Hi @cgbur and @felixscherz thank you for raising this and taking this investigation further. I'm not a polars user myself, but the difference in the behavior is quite interesting, and I think there would be value in trying to fix this issue.

I just read the write_table API documentation in pyarrow.parquet and found something rather interesting:

https://arrow.apache.org/docs/python/generated/pyarrow.parquet.write_table.html#pyarrow.parquet.write_table

If you check the documentation for use_compliant_nested_type flag, it mentions that having element as the single item field name is the parquet compliant format as specified here on the Parquet Spec for Nested Types.
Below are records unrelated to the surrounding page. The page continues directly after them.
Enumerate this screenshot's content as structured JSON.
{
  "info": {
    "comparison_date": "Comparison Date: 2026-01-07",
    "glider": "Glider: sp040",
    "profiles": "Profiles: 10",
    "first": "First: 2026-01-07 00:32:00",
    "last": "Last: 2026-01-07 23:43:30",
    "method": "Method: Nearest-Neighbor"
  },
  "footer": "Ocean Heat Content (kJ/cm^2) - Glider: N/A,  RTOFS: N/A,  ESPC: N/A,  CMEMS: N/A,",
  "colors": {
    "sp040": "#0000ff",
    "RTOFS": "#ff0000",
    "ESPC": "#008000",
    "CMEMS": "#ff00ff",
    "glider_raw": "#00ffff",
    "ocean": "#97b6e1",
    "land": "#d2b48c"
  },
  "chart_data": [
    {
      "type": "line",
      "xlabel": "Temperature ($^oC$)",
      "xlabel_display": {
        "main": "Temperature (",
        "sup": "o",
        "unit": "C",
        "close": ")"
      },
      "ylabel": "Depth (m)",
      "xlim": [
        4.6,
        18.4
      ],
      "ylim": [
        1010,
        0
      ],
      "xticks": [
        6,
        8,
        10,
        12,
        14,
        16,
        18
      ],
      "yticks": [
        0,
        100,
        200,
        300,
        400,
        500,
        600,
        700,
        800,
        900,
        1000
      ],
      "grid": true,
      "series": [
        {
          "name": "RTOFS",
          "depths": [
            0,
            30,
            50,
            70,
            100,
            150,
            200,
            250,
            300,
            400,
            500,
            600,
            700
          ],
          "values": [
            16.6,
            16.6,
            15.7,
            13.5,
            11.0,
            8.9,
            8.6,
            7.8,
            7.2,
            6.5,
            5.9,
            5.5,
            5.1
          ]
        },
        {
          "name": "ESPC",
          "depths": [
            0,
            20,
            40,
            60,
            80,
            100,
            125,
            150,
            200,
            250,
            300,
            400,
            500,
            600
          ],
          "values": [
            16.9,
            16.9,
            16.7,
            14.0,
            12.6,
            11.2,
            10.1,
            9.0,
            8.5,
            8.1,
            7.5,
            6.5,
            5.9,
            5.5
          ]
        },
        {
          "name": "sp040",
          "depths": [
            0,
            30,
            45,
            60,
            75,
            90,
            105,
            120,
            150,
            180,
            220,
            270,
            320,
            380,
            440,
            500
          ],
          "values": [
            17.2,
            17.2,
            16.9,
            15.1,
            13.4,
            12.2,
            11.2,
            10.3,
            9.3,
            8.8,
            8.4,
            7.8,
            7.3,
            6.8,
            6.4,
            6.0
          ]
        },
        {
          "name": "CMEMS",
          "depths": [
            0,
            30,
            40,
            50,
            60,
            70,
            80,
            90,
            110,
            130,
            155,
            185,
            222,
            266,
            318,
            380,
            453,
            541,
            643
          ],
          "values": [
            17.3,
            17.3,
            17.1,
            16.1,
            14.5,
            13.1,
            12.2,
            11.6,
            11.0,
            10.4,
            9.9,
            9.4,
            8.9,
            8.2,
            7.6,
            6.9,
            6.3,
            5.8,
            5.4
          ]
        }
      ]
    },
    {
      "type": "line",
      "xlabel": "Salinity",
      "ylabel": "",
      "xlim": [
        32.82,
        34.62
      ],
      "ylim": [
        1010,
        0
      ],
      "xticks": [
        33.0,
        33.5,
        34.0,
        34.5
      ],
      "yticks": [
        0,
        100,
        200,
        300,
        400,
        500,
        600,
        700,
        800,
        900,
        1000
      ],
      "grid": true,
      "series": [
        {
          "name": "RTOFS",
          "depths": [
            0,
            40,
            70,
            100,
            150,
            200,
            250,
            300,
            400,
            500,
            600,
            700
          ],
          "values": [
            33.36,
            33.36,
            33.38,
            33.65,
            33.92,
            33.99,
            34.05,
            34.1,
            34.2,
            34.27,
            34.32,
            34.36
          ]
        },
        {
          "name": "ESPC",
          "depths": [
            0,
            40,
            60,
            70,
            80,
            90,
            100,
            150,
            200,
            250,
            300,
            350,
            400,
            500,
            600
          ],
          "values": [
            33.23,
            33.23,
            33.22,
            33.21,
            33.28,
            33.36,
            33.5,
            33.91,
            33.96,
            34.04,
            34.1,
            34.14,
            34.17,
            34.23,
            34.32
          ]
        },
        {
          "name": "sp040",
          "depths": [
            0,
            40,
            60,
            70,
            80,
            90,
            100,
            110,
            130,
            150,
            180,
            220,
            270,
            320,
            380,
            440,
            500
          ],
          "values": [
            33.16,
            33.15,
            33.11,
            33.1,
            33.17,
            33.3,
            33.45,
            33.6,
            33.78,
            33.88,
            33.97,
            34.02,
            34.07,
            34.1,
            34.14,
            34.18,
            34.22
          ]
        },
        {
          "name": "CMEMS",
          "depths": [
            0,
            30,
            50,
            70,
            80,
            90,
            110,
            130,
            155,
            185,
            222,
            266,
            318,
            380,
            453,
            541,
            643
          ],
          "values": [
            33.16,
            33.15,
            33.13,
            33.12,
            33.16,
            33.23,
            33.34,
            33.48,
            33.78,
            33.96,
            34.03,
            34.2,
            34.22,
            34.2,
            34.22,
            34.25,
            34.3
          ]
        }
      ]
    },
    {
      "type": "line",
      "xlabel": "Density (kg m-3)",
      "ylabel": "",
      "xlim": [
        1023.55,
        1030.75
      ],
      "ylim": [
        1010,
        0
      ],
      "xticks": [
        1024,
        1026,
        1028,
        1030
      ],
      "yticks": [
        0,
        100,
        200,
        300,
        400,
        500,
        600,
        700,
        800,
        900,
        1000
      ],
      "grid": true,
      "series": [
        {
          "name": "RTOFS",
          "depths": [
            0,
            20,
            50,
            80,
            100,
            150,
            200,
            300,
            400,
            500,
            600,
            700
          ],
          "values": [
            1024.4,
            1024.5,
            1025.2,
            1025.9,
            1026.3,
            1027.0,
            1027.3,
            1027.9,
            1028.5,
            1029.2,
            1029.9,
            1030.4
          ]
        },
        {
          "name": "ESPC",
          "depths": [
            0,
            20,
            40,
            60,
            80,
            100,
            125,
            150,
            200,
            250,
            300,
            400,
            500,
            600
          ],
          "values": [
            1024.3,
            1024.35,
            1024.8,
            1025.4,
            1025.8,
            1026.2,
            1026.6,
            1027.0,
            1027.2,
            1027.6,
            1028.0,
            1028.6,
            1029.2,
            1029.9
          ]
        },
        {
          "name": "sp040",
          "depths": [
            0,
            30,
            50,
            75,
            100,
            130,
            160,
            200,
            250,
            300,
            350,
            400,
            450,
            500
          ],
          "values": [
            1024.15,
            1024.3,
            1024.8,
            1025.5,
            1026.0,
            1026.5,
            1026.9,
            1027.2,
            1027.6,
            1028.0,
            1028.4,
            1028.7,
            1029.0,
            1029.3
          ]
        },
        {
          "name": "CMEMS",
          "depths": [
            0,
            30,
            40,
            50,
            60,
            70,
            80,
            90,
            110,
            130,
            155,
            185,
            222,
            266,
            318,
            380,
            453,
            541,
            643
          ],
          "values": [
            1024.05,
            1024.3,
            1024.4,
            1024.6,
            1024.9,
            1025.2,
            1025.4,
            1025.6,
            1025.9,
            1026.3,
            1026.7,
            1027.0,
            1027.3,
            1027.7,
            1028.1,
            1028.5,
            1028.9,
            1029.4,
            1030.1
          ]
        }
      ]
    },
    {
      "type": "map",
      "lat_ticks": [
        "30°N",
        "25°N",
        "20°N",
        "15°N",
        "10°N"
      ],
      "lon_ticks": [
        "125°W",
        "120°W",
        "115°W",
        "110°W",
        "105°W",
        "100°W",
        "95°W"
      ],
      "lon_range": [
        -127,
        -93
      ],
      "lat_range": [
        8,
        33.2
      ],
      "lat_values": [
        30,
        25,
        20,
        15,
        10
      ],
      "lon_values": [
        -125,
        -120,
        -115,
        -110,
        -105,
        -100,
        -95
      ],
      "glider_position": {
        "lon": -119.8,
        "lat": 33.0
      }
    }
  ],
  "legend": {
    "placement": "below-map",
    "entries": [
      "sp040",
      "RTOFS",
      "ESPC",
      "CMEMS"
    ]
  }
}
PyArrow defaults to using this flag and writes the list element field name as element.

For some reason it looks like polars has decided to use item - the non-parquet compliant list element name instead. While I'm curious to know why the polars community has decided to go this route and whether this is common practice in the Parquet community, here are some opinions I've formed on this issue for now:

  1. This is an issue we are running into only when we are trying to add the files of a polars produced parquet file as Iceberg data files. We do not have the same issues when writing parquet files using existing Iceberg clients.
  2. While adding support for both element or item name in the function will be very simple, and will allow us to increase our scope of support for add_files API, item is not the correct name for the single value field in the LIST field type according to the Parquet Spec. As a result, adding this as a data file to an Iceberg table may have unintended consequences for other parts of our infrastructure that make similar assumptions in accordance to the Parquet Spec. Hence, my hunch is that we should review the potential downstream impact of this change, carefully.
cgbur commented 4 months ago

Here is the code in Polars where the "item" name crops up.

https://github.com/pola-rs/polars/blob/main/crates/polars-core/src/datatypes/dtype.rs#L575

I believe this is because they are not converting to parquet, but to arrow, then parquet. A subtle difference in their internal logic. However, perhaps the confusion arises because in arrow, the List single element name is often item not element.

https://arrow.apache.org/docs/format/Columnar.html#recordbatch-message

import pyarrow as pa

py_list = pa.array([[1, 2, 3], [1, 2]])
print(py_list.type)
list<item: int64>

I'll go ahead and open an issue on the Polars repo and see if they have anything to say, there are multiple ways to fix this in their package and agree they should likely be producing parquet files according to the spec.